Ela agarrou os trapos que vestia. Suas pernas ardiam a cada passo; os pulmões pareciam prestes a explodir pelo esforço. Um zumbido alto tomava conta de seus ouvidos e o tempo parecia desacelerar à medida que ela se aproximava de uma construção exuberante à frente, como se cada segundo fosse importante demais para ser vivido com desleixo.
E era.
Quando alcançou o batente da construção, imponente como um castelo à beira-mar, Dália se jogou contra a porta, batendo e gritando pedidos de socorro enquanto observava pelo canto do olho a silhueta se tornar cada vez mais visível. Era um homem alto, forte, esbelto — embora o rosto parecesse mais um borrachão manchado de vermelho do que qualquer outra coisa.

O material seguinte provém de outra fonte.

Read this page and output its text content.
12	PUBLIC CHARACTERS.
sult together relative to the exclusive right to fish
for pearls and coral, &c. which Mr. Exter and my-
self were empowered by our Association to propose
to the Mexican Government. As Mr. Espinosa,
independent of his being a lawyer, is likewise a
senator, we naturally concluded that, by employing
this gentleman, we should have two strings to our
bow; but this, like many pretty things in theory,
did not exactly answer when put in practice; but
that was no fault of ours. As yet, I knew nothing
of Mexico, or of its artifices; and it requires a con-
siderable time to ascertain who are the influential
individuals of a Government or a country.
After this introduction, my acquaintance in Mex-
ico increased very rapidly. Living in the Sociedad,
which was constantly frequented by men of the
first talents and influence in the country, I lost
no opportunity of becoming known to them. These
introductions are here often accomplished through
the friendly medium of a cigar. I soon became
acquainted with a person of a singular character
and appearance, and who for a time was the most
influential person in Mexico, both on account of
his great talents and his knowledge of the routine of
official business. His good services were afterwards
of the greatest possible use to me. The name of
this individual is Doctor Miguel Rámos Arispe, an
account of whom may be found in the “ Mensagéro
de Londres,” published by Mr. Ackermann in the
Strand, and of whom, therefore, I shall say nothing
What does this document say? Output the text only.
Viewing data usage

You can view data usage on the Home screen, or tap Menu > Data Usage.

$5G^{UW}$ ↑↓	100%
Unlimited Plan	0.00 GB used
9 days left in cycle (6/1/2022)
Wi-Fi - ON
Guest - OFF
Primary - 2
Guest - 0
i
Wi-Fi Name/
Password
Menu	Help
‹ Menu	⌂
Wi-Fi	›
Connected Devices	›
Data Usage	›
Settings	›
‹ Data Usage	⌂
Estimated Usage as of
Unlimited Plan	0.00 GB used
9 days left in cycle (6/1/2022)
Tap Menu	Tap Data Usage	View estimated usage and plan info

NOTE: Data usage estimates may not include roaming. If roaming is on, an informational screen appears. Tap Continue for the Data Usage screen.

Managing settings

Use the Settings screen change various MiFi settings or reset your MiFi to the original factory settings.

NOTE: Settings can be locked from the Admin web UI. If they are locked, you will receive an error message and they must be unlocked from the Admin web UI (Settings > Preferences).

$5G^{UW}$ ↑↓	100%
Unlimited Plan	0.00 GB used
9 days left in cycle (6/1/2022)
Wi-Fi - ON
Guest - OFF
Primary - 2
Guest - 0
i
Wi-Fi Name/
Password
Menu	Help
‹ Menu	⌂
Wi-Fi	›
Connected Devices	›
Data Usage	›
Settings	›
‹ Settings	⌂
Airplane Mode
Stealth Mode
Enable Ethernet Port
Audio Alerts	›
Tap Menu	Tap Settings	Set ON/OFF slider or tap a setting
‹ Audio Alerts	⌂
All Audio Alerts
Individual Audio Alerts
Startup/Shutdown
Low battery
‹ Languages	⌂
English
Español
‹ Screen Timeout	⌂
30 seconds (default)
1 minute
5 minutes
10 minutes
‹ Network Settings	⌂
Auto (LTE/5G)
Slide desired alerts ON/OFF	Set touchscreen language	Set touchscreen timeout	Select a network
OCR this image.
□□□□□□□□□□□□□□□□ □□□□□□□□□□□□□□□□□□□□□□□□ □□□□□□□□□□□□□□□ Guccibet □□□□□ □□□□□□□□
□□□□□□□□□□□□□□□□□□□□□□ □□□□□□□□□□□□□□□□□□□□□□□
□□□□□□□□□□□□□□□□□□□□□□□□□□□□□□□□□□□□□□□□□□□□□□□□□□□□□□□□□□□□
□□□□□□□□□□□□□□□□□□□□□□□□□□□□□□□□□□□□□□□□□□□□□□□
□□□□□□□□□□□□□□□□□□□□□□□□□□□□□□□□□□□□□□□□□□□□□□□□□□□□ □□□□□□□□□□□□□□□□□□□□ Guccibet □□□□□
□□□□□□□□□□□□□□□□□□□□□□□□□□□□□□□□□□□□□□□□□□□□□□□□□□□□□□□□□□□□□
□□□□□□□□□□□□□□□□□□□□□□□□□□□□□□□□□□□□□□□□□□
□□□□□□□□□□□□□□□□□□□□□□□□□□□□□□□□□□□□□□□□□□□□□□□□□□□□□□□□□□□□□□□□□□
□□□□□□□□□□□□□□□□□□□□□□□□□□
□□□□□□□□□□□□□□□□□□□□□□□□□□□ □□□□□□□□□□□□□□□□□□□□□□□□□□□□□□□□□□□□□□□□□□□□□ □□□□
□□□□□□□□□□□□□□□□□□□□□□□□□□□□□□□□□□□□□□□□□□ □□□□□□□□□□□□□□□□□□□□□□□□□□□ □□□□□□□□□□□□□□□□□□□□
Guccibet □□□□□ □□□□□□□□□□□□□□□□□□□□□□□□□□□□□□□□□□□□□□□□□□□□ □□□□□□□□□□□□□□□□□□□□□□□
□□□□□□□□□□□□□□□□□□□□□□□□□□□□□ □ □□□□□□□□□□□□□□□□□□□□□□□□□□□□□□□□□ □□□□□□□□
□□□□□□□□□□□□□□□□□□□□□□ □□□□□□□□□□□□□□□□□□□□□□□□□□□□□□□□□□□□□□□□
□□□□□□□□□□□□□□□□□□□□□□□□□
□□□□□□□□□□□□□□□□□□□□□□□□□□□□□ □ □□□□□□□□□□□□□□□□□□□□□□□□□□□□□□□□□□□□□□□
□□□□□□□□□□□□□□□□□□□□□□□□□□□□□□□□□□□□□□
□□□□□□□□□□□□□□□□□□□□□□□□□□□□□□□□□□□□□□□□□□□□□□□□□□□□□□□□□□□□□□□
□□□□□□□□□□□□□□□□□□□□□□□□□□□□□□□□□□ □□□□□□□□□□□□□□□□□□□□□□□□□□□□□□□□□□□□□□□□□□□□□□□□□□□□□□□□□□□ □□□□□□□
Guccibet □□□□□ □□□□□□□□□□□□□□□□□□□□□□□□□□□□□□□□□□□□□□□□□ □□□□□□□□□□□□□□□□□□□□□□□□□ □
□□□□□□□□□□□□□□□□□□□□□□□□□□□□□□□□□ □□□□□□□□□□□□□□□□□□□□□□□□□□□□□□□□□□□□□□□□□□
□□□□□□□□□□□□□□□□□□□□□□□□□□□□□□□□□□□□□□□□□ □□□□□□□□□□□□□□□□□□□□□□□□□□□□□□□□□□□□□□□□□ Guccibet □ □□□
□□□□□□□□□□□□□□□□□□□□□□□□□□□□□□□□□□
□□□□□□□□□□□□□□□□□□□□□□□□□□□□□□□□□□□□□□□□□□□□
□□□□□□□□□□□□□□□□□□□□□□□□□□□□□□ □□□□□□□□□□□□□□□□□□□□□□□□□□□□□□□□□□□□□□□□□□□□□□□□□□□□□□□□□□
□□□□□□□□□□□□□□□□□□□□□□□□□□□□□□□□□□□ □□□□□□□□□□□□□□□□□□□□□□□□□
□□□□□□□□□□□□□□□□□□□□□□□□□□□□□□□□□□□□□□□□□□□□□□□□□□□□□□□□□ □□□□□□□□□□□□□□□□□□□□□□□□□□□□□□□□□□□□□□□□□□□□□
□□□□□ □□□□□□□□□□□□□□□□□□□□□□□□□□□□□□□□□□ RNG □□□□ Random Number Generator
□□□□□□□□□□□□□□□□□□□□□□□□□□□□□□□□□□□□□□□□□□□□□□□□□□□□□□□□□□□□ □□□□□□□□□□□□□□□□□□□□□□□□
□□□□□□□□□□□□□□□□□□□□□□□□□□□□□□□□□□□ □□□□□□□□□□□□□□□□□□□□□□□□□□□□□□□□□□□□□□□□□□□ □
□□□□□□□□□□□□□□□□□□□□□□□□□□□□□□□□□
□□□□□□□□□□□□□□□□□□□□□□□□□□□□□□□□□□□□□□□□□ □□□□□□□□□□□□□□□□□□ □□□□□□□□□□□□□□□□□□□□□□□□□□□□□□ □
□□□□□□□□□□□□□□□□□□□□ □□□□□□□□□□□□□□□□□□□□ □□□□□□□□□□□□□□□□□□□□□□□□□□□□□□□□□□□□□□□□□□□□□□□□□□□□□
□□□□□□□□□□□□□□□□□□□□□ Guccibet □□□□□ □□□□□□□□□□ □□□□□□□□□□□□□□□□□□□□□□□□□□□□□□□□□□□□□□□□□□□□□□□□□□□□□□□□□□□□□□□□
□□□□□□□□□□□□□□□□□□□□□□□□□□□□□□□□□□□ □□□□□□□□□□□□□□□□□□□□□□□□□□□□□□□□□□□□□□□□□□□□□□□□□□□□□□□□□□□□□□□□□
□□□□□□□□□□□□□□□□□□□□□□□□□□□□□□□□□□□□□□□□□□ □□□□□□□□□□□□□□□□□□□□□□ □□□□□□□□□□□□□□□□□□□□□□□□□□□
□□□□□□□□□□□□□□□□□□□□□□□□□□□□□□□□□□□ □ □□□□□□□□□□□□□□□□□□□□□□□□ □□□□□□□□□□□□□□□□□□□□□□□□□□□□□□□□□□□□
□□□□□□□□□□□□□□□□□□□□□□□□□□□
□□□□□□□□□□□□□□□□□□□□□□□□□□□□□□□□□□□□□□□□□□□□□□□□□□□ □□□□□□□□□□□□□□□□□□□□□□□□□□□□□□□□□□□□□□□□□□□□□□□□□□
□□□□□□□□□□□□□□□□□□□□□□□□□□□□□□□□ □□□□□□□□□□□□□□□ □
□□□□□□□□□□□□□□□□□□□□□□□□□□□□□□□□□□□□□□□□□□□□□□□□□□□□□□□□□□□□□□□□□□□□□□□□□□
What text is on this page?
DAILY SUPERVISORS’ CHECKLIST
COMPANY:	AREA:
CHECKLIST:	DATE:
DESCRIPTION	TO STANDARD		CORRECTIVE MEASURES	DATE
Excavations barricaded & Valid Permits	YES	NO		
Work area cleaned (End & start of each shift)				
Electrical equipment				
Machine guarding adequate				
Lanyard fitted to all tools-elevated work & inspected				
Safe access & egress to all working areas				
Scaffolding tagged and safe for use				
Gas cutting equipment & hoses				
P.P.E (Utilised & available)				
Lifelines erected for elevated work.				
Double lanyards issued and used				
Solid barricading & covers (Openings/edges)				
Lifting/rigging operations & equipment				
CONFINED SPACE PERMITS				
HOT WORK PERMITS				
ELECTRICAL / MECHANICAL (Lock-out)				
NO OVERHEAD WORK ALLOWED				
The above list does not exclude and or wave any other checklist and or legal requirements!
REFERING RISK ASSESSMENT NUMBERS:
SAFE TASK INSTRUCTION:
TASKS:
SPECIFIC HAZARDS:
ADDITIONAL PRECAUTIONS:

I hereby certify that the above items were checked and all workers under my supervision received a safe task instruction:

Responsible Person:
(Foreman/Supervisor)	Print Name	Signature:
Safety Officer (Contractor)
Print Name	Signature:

Com um baque surdo, a porta se abriu. Dália deu alguns passos cambaleantes para dentro, e em um instante suas roupas mudaram: não mais eram frangalhos; agora ela vestia um lindo e imponente vestido branco, banhado com as jóias e o ouro mais reluzente que a garota já vira.
Algo estava muito errado. Dália voltou sua atenção para o chão, temendo cair de joelhos pela fraqueza que invadiu seus ossos de repente. Ela então ergueu a cabeça, e, quando piscou, estava diante do altar, tendo seu braço segurado pela mesma figura enigmática que a perseguia pela floresta.
Assustada, ela olhou para trás; e lá estavam eles: Diord, ao lado de Iluneia, sentava na primeira fileira à direita. À esquerda, Bellion e Penélope. Eles a encaravam com o olhar de desprezo e expectativa, como se desejasse mais do que nunca sua queda.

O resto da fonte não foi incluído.